Prends ce pain gris,
Incirconscrit,
Puis prends ce pain noir,
A la tablée des partages,
Quand le pain d’orge se gorge,
De nos mains et de notre puits,
Vois ! ce pain blanc avive nos mots,
D’un éternel retour,
Lors que l’alpha rencontre son frère de nouveau,
Prends le pain des souffrances,
Le pain des blés dorés au soleil,
En ce four inépuisé,
Que vêt en silence,
La cuisson des grains.
Prends, mon ami, prends,
Le pain rouge de l’Amour,
Le pain des oriflammes,
Celui des affamés,
Prends ce bruissement,
Imperceptible de l’âme,
Pain d’une Aube,
Suée de notre constance,
Quand craquelle le jour,
Prends ce pain béni,
Ecoulées à l’écume de nos heures,
Vois comme la table s’est enrichie de saveurs.

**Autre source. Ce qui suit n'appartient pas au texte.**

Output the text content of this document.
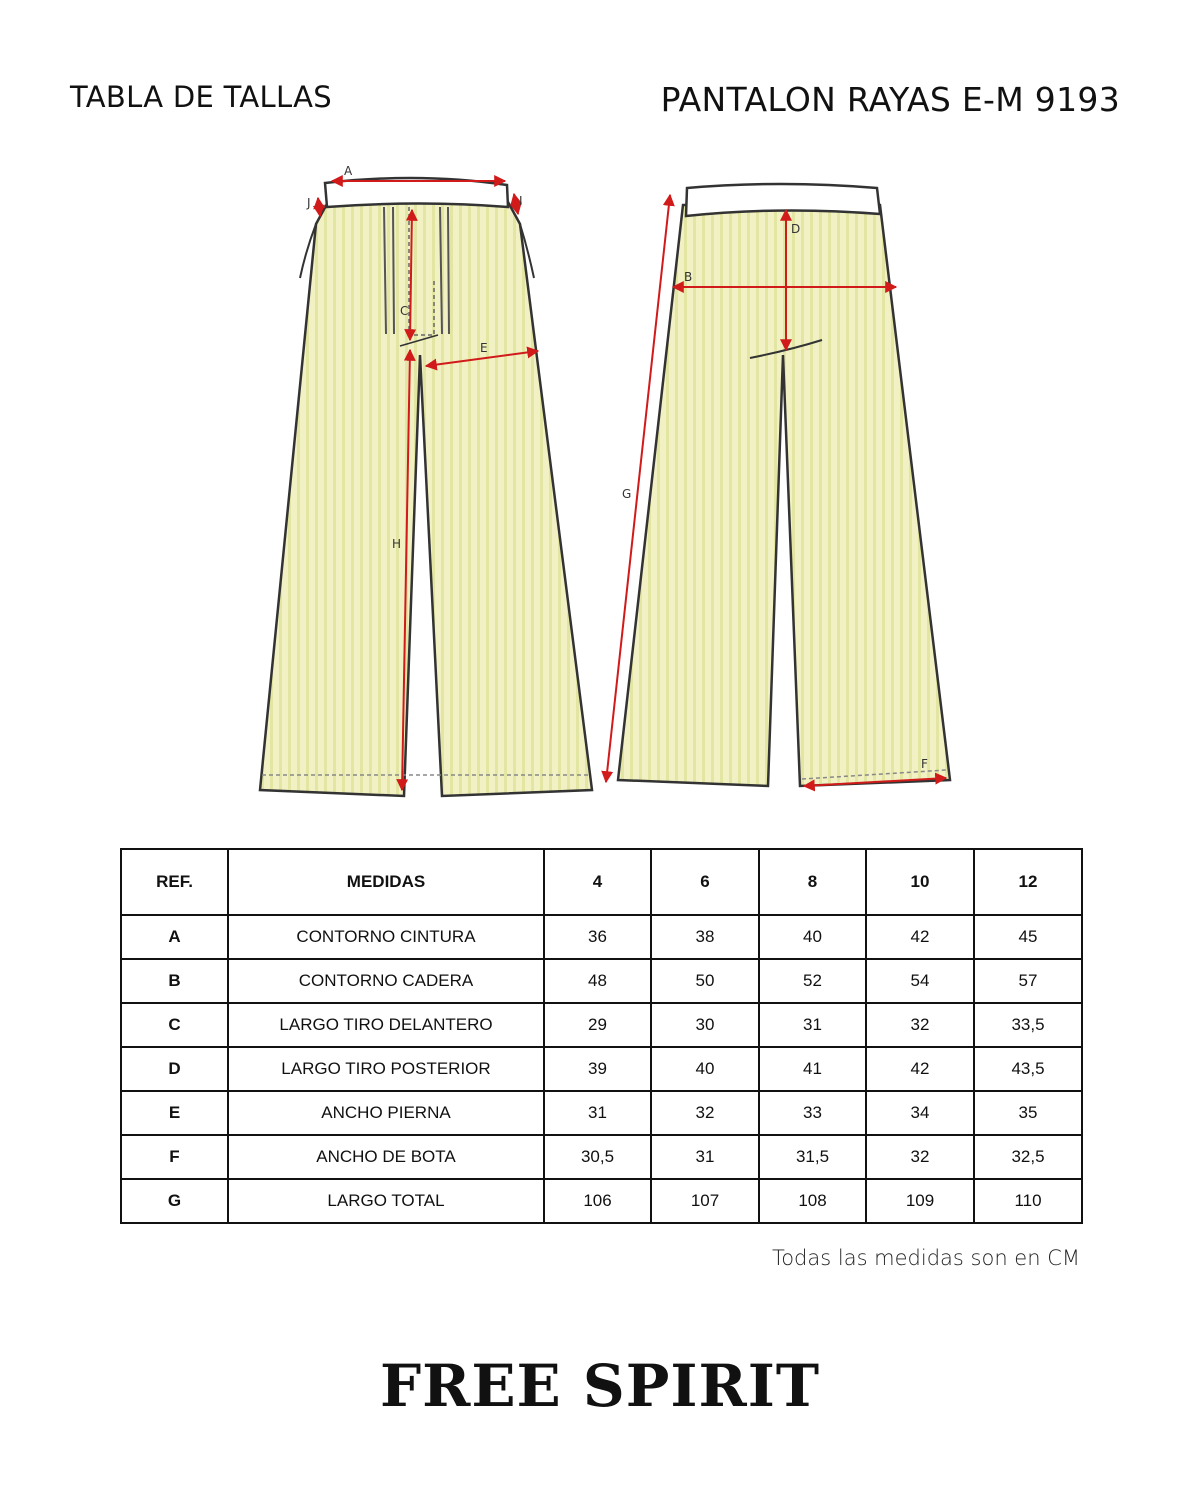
TABLA DE TALLAS	PANTALON RAYAS E-M 9193
A
J	I
C
E
H
B
D
G
F
REF.	MEDIDAS	4	6	8	10	12
A	CONTORNO CINTURA	36	38	40	42	45
B	CONTORNO CADERA	48	50	52	54	57
C	LARGO TIRO DELANTERO	29	30	31	32	33,5
D	LARGO TIRO POSTERIOR	39	40	41	42	43,5
E	ANCHO PIERNA	31	32	33	34	35
F	ANCHO DE BOTA	30,5	31	31,5	32	32,5
G	LARGO TOTAL	106	107	108	109	110
Todas las medidas son en CM
FREE SPIRIT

Prends le pain incontournable,
Celui de nos ruisseaux,
Lors que la fève chante,
Le coq au loin s’étonne,
Le pain des sonnaillers,
Et par ses yeux fervents,
Vois, l’unité d’un orfèvre,
Et Tes Mains, et Tes Mains,
Ont pétri sans cesser,
Le corps des assoiffés,
L’or des oripeaux,
L’Anqa à la cime d’une couronne étoilée.

Tes yeux sont nés

L’Amour a devancé toute chose,
Je m’y baigne,
Ô Amour !
De Ton Royaume,
Comment puis-je échapper,
Ma raison se taisant,
Ton implacable saisissement ?
Ô Toi, submergeant l’heure,
Soleil !
Comment Revenir ?
Comment échapper à Ton instant ?
Je cherche les mots qui s’alignent,
Croisant au silence,
L’étourdissante révélation,
Et l’éloquence de l’eau jaillit,
Je ris, et je pleure,
Ta Beauté m’étreignant,
Ô douces rosées du Jardin,
Comme jamais je ne me lasse,
De chercher l’Aurore,
Pieds nus sur les nues,
Me suspendre à Ton Excellence,
Sublimation du Jour,
Les pas légers,
Titubants.
Ô cogne donc,
Mon cœur !
Tes yeux sont nés.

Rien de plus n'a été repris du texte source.